Yes, you read the headline correctly. Transplanting feces from healthy patients into patients with horrible infectious diarrhea is rapidly becoming standard medical practice because of its dramatic positive results.
Contracting an infection from Clostridium difficile (C. difficile) can be deadly. About 6 in 100 hospital patients become infected with the insidious bacterium. People who use proton-pump inhibitors also seem to be at greater risk factor for infection. So says a recent study published in the New England Journal of Medicine.
The study’s authors hope that its findings will promote efforts to prevent this extremely common cause of health-care related infectious diarrhea.
A day after that study hit the news, their wishes seem to have come true.
In a “say what?” solution to the horrors of C. difficile infection, the American College of Gastroenterology reported that transplanting fecal material containing healthy bacteria into C. difficile patients can bring relief even to elderly, debilitated people for whom previous courses of treatment had failed.

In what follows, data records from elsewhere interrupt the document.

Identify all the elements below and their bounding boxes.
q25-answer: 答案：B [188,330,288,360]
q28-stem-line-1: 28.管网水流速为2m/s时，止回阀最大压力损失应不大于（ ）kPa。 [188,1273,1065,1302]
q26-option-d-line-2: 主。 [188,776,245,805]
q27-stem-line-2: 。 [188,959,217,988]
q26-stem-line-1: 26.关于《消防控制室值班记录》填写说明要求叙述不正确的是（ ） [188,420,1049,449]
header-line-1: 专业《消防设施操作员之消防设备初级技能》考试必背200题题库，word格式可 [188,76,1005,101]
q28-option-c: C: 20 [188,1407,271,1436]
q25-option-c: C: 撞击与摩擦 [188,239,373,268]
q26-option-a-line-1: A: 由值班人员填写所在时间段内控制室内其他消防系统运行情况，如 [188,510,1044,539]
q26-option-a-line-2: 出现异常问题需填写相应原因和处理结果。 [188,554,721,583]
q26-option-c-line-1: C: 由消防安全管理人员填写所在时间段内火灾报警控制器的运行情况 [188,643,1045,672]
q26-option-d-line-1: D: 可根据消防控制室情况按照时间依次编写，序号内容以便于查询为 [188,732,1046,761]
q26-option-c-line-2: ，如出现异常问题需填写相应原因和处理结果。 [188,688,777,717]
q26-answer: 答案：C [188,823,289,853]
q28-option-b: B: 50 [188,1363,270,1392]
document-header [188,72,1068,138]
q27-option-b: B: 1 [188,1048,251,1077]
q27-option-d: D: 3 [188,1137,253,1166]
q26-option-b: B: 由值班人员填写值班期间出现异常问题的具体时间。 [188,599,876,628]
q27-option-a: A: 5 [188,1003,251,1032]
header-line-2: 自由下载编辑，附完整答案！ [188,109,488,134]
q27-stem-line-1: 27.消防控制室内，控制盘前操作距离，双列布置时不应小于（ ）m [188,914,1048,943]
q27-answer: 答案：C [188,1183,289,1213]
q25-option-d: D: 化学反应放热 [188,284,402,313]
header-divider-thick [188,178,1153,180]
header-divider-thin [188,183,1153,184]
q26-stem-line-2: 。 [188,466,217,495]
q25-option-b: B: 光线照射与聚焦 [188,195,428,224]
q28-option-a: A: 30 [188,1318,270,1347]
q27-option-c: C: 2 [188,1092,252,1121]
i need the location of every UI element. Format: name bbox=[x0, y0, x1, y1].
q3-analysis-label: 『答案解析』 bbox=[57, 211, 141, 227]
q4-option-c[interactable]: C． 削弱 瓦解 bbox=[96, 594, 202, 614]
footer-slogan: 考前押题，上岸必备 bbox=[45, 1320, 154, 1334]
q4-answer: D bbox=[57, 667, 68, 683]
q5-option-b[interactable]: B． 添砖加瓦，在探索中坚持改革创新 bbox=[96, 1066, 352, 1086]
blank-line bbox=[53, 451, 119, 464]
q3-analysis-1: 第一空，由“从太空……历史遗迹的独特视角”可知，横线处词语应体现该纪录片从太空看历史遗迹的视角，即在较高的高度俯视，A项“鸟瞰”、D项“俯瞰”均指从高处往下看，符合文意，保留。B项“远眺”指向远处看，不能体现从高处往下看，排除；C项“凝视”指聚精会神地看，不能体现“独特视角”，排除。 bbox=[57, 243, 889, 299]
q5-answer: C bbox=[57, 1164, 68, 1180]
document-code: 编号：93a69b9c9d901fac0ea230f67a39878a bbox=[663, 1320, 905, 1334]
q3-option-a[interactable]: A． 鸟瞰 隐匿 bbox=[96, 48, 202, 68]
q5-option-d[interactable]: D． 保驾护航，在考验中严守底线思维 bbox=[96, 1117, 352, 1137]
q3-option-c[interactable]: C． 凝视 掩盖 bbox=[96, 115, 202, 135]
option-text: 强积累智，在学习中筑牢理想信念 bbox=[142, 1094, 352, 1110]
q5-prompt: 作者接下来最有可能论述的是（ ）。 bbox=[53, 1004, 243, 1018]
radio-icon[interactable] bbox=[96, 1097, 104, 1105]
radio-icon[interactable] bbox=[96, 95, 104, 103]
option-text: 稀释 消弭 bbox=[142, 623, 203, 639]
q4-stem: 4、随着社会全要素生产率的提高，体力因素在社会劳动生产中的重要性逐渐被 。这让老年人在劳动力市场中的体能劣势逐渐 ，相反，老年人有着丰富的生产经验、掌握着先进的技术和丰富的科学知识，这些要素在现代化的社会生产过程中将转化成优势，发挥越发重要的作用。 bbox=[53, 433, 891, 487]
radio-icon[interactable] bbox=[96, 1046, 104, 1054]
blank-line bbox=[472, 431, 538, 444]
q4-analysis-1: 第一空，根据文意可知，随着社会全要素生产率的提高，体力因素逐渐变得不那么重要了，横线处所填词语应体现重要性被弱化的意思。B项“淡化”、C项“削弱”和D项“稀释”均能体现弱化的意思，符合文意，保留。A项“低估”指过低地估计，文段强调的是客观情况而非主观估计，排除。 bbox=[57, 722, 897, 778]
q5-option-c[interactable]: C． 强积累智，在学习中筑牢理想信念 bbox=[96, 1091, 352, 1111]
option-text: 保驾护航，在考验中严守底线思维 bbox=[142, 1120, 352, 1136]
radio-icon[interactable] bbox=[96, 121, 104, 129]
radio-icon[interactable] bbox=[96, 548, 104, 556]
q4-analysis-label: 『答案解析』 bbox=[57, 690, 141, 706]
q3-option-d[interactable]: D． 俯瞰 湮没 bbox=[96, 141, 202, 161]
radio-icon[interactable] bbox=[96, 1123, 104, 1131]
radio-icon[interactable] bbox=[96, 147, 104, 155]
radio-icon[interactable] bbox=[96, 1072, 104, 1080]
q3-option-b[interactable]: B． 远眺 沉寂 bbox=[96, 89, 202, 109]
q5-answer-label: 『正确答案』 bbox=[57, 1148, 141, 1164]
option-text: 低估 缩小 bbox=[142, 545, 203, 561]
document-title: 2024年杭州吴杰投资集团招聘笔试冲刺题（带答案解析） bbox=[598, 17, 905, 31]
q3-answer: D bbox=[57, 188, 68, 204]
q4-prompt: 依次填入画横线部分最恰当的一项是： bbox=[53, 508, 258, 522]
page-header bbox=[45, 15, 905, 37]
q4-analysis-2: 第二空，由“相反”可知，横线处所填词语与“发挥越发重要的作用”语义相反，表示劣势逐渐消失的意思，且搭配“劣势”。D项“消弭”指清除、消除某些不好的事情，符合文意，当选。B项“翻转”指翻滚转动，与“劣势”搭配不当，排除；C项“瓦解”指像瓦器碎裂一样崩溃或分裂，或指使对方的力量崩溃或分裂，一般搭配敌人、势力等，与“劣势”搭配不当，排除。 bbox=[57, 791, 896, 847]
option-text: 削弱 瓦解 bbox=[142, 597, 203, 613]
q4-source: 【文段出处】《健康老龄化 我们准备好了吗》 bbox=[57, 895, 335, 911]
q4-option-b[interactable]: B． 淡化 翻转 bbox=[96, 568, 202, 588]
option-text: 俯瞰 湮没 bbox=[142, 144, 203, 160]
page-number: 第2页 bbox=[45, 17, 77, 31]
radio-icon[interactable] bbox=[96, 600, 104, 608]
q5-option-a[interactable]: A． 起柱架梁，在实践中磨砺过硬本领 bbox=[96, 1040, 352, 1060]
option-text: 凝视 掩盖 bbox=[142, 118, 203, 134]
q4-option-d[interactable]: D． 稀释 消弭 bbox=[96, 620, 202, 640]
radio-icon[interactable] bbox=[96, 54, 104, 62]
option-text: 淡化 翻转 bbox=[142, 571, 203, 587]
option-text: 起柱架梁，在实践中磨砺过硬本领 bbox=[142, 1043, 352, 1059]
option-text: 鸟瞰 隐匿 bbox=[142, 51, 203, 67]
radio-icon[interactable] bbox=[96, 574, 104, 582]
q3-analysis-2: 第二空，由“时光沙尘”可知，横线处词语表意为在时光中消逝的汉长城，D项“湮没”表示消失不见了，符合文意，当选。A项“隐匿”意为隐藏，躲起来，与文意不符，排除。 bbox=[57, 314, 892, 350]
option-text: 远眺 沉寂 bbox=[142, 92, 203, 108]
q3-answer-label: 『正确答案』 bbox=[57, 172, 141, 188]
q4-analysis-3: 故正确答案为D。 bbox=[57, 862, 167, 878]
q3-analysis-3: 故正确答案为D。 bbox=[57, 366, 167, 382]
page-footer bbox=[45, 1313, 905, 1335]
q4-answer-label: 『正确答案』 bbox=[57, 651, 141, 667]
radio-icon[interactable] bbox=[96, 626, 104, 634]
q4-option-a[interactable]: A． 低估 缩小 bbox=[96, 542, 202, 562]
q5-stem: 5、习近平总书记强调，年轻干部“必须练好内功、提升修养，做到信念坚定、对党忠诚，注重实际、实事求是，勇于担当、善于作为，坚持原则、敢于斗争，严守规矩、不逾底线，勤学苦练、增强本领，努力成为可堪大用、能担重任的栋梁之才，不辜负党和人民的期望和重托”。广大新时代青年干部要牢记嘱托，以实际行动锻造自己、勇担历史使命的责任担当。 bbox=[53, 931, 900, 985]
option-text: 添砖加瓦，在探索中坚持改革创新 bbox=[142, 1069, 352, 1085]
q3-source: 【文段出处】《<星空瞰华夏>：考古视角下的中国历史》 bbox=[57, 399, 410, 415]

As reported on MedPage Today, 9 in 10 “fecal microbiota” transplants were successful. The definition of success was patients who had no recurrence within three months. On average, it took six days for their diarrhea to resolve, and four weeks for their fatigue to resolve.
What seems contrary to common sense – even physicians posting comments on the MedPage story were making bathroom humor jokes – appears to be the new gold standard of care for C. difficile infections. Stool bacterial population of patients with recurrent C. difficile infections, apparently, is completely different from that of normal people. “Therefore,” the study’s lead author said, “it would make sense that if you performed a massive bacterial replacement, that might very well reverse that condition and allow for a cure in people who were otherwise not curable.”
The study is poised to change how gastroentologists – physicians who specialize in disorders of the the stomach, intestines and associated organs – practice.
C. difficile infections are notoriously difficult to treat. Recurrence rates are as high as 1 in 2 patients. Earlier fecal transplant studies showed promise, but their results were derived from only a single treatment center. The new study involved five different U.S. medical centers.
The patient/subjects involved in the new study, according to MedPage Today, had failed an average of five different medication courses before receiving the transplant.
At the risk of someone claiming “too much information!” the question arises: What was the source of the transplanted material? More directly, who were the donors? Most were members of the same household as the patient; only one patient had no relationship with the donor.
One interesting result was that two patients experienced improvement in their pre-existing conditions; one with arthritis and one with sinus allergies. Four patients developed new disorders – peripheral neuropathy (nerve damage involving numbness and pain in hands and feet), Sjogren’s syndrome (an immune problem involving various symptoms), rheumatoid arthritis and idiopathic thrombocytopenia (abnormally low blood platelets of unknown origin). One patient, who was in hospice care, died.
Study subjects did not seem to find the idea of a fecal transplant unpleasant. “They’re desperate people seeking desperate measures so they didn’t have much of a problem with it,” said the study’s primary author. “We have to stop thinking of stool as a smelly inert substance; it’s an incredibly biologically active substance.”